18072016 Photo: Rebekah Parsons-King. High Court, Wellington.

The Supreme Court in Wellington (archive photo).
Photo: RNZ / Rebekah Parsons-King

A lawyer representing nearly 1500 midwives has told the High Court in Wellington that prosecutors must be held accountable for failing to deliver on promises of higher pay and contracts for almost a decade.

The College of Midwives led a class action on behalf of Lead Maternity Carers (self-employed midwives) seeking ‘fair and reasonable remuneration’ and a change to the contract model.

It is claimed that previous governments agreed to the reform but never implemented it.

During the first day of proceedings on Monday, the College of Midwives’ lead lawyer, Robert Kirkness, spent hours outlining the history of negotiations between the midwives and the government, accusing the Crown of failing to meet its legal obligations.

He added that the battle, which has been ongoing since 2015, involved two legally binding settlements, neither of which have been implemented.

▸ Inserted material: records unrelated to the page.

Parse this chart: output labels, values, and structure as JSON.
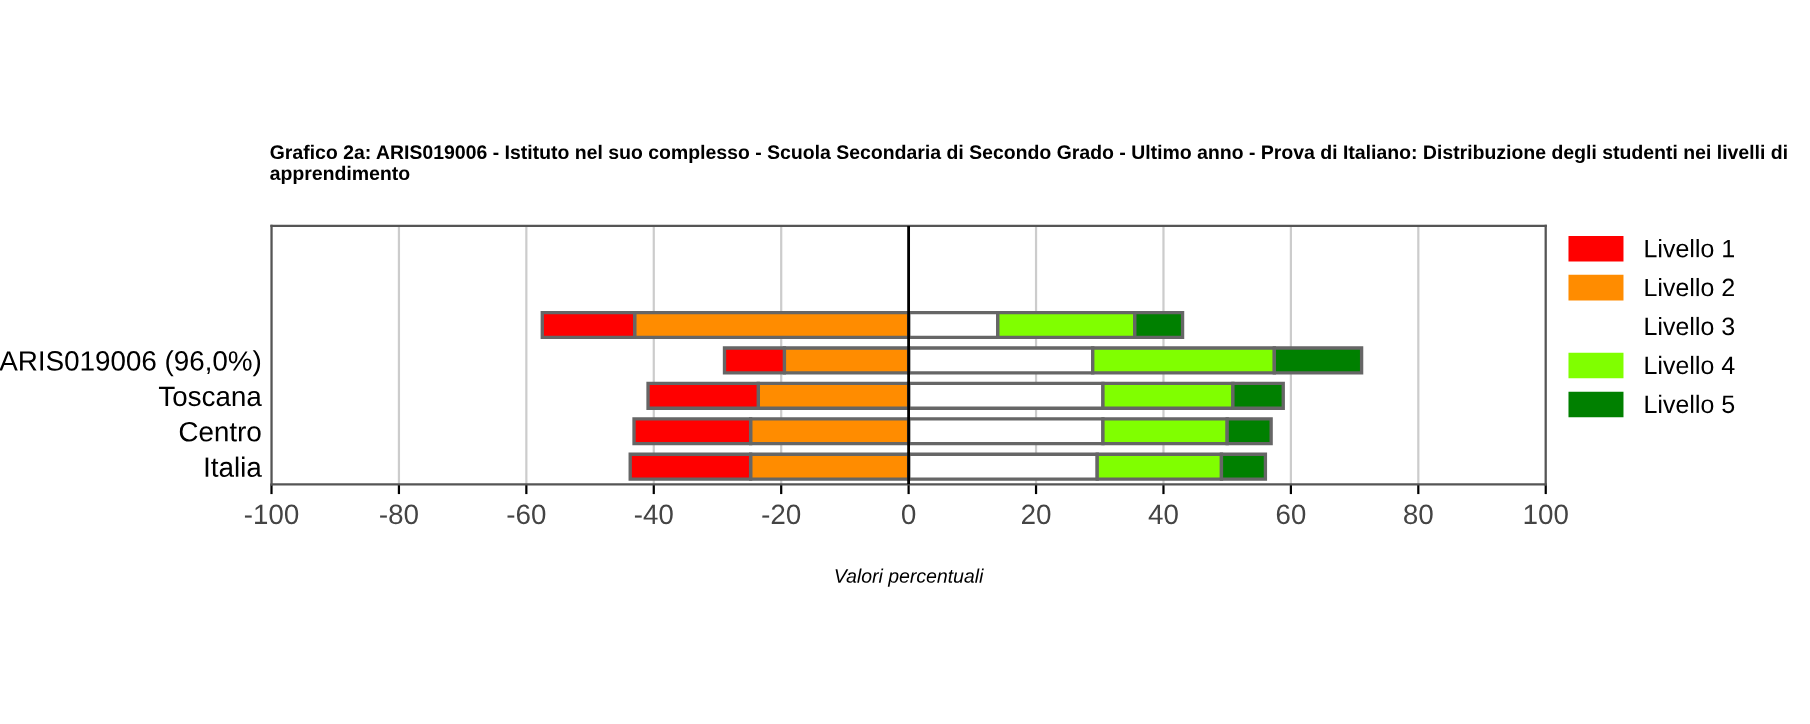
{
  "chart_data": {
    "type": "bar",
    "orientation": "horizontal",
    "stacked": true,
    "title": "Grafico 2a: ARIS019006 - Istituto nel suo complesso - Scuola Secondaria di Secondo Grado - Ultimo anno - Prova di Italiano: Distribuzione degli studenti nei livelli di apprendimento",
    "xlabel": "Valori percentuali",
    "categories": [
      null,
      "ARIS019006 (96,0%)",
      "Toscana",
      "Centro",
      "Italia"
    ],
    "series": [
      {
        "name": "Livello 1",
        "color": "#ff0000",
        "values": [
          -14.5,
          -9.4,
          -17.3,
          -18.3,
          -18.9
        ]
      },
      {
        "name": "Livello 2",
        "color": "#ff8c00",
        "values": [
          -43,
          -19.5,
          -23.6,
          -24.8,
          -24.8
        ]
      },
      {
        "name": "Livello 3",
        "color": "#ffffff",
        "values": [
          14,
          28.9,
          30.5,
          30.5,
          29.6
        ]
      },
      {
        "name": "Livello 4",
        "color": "#80ff00",
        "values": [
          21.5,
          28.5,
          20.4,
          19.5,
          19.5
        ]
      },
      {
        "name": "Livello 5",
        "color": "#008000",
        "values": [
          7.5,
          13.7,
          7.9,
          6.9,
          6.9
        ]
      }
    ],
    "xlim": [
      -100,
      100
    ],
    "xticks": [
      -100,
      -80,
      -60,
      -40,
      -20,
      0,
      20,
      40,
      60,
      80,
      100
    ],
    "ref_lines": [
      {
        "axis": "x",
        "value": 0,
        "color": "#000000"
      }
    ],
    "grid": "x",
    "legend": "top right"
  }
}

For example, the government and midwives worked together to develop a new funding model after the first settlement was reached in 2017.

However, the Department of Health has not put forward a proposal in the 2018 budget to secure sufficient funding to increase midwives’ salaries, in line with the assumptions of the funding model, Kirkness said.

Kirkness said a letter from then-director general of health Dr Ashley Bloomfield to the university’s lawyer showed officials did not consider the offer had “any chance of success”.

However, he claimed that he had made a legal promise to do so.

“People should keep their contractual promises, and that includes the Crown, and that applies to promises made to LMC midwives as much as to anyone else.”

But the government has “repeatedly refused” to pay fair wages, he added.

“And to be clear, fair pay is not a gift. It is payment for the hard work, the high-risk work, that LMC midwives do,” he said.

Kirkness said the midwives had repeatedly agreed to withdraw from legal action and seek mediation.

“(The College) concluded that … mediation offers the most effective and efficient way of achieving real and necessary change for LMC midwives.

“It is obvious they were wrong,” he said.

An employee of the Ministry of Health even apologised to midwives on behalf of the ministry for failing to honour commitments made at the LMC Midwifery College Conference in 2018, he added.

However, Kirkness says that to date, those promises have not been fulfilled and the midwives have had no choice but to go to court.

The prosecution will make a brief presentation on Tuesday before beginning cross-examination of the plaintiffs.

The trial was expected to last six weeks.